In the past, millions of people—many with a similar background to Abdullah—sought to oppose imperialist oppression on a progressive and often socialist basis. In particular, they looked to the Stalinist Communist parties, only to have the confidence they placed in them repeatedly and bloodily betrayed. The Iraqi Communist Party, which once had more than 25,000 members and enjoyed a mass following, supported the military government of Abd al-Karim Qasim and then accommodated itself to the Baathist regime that came to power in 1963, forming a national Front with it in 1973. When Saddam Hussein turned on his former Stalinist allies, in part to signal his desire for an accommodation with Washington, many thousands of militant workers and socialist intellectuals were imprisoned and executed.
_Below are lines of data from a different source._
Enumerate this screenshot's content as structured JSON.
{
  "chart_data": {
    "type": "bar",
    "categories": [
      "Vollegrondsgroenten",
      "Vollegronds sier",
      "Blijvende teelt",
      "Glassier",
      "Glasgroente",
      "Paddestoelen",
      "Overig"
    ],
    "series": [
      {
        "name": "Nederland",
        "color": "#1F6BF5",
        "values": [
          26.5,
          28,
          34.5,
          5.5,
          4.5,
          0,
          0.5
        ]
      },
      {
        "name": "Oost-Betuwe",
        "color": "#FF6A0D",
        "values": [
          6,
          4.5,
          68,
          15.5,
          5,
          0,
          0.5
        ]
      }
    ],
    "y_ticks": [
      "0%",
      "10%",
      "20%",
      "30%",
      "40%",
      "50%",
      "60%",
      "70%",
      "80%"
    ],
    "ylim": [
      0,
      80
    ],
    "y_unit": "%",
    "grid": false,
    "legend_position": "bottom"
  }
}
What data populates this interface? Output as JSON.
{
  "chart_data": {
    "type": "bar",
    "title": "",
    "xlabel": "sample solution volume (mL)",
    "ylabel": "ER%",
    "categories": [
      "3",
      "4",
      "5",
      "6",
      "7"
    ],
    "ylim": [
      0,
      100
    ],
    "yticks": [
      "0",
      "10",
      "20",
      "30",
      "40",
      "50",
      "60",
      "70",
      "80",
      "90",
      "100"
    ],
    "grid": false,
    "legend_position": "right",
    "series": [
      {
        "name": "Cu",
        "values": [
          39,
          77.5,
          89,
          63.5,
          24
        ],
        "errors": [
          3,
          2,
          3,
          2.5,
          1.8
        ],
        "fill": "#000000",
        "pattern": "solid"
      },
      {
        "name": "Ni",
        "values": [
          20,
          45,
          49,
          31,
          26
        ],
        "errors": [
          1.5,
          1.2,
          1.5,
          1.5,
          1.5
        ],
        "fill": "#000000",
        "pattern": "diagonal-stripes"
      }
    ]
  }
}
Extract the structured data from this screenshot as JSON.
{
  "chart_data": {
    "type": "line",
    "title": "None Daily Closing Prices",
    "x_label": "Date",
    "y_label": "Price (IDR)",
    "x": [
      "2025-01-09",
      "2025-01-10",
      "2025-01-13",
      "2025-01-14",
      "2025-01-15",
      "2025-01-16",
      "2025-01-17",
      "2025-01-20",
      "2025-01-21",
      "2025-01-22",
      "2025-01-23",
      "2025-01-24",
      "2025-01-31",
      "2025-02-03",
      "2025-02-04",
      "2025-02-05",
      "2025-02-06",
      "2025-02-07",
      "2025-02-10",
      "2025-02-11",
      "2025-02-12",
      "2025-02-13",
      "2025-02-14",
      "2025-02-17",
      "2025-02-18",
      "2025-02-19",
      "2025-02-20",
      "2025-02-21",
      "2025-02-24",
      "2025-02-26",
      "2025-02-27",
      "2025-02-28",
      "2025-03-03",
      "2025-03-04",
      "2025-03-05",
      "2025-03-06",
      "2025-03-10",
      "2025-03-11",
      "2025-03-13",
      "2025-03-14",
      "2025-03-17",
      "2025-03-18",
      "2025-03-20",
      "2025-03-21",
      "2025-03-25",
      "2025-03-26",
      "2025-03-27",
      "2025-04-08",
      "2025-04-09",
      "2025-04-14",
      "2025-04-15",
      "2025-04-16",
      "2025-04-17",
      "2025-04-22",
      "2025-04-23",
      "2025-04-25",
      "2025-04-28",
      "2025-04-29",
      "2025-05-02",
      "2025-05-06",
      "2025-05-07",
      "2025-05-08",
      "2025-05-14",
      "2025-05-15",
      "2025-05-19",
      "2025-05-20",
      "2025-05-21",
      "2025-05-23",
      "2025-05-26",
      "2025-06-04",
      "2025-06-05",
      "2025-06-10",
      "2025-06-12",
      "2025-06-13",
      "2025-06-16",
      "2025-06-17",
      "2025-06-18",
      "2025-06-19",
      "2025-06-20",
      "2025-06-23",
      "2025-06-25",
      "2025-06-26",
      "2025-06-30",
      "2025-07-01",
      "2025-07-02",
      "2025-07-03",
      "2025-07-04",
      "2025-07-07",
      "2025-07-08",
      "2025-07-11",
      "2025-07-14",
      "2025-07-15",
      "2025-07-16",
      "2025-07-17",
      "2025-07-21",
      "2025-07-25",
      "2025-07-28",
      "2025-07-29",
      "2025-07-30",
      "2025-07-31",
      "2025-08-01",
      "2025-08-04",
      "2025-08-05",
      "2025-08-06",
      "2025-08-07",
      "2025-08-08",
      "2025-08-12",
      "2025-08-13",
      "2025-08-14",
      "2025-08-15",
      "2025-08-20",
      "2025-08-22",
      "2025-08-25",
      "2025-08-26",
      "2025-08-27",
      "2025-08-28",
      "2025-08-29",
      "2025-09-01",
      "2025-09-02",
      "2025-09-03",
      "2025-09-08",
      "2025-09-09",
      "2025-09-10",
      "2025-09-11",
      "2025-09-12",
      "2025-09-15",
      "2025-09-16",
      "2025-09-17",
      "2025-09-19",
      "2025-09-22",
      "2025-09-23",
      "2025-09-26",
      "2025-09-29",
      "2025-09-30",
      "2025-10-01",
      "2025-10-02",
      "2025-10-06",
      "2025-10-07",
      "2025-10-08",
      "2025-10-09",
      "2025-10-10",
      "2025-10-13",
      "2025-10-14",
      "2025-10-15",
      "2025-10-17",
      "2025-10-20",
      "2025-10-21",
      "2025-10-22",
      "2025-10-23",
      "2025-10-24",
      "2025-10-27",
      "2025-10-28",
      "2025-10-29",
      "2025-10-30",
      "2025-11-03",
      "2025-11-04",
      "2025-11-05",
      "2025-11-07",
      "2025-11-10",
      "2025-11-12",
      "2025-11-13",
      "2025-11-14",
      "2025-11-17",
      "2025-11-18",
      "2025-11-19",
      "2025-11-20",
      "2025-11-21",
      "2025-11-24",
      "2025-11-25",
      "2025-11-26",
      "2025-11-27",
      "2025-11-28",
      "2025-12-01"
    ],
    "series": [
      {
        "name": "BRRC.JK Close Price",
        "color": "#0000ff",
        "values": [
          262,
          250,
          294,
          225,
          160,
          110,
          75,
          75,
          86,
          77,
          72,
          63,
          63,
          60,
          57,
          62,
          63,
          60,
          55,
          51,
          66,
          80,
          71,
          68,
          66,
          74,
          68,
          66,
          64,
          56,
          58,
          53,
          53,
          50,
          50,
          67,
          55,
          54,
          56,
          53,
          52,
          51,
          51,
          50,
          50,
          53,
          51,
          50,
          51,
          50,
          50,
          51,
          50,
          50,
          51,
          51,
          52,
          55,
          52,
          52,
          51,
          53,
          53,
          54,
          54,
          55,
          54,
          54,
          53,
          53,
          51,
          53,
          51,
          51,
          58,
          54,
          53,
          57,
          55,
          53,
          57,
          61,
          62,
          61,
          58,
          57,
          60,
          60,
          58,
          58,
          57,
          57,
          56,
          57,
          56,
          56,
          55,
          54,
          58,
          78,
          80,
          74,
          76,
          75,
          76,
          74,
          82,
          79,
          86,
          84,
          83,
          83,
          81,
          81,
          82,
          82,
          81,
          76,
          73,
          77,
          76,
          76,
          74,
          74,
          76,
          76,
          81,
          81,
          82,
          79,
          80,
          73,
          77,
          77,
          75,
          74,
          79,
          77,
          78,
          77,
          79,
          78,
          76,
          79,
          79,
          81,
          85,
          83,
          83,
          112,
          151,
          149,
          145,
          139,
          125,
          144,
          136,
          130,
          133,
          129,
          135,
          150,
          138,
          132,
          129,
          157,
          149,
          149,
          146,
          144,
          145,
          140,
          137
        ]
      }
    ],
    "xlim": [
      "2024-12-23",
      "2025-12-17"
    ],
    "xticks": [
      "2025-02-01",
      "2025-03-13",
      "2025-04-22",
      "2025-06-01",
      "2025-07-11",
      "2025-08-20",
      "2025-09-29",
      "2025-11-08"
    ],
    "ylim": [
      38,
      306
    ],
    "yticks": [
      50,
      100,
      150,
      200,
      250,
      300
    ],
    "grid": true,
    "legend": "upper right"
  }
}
Since 2003, the Iraqi Communist Party has participated in the puppet regime installed by the US.

The rise of Islamism is also the price paid for the degeneration and failure of the secular nationalist movements—many of which presented themselves as socialist—but which either collapsed or became the direct instruments of imperialist rule and now preside over despotic regimes.

It is this political vacuum that has been partially filled by the Islamists, who feed off of the very real and legitimate grievances generated by imperialist domination and capitalist exploitation and channel them in a misanthropic and regressive direction. At its root, it is an ideology of political despair, the path taken by some who see no other course and no other mass movement that so much as makes a pretence of offering sustained opposition to such historic crimes as the destruction of Iraq.

As was so horribly demonstrated with the July 7, 2005 London bombers, Islamist fundamentalism can find support in Britain because the mass popular opposition to war and to the Labour government’s socially divisive measures can find no expression within the official structures of politics.

Combating the growth of Islamic extremism is possible, therefore, only through the forging of a new political and social movement in Britain and internationally based on a socialist programme—one that mobilises a united offensive of working people for an immediate end to the occupation of Iraq and Afghanistan, the defeat of imperialism, and the economic and cultural elevation of the world’s people on the basis of genuine democracy and social equality.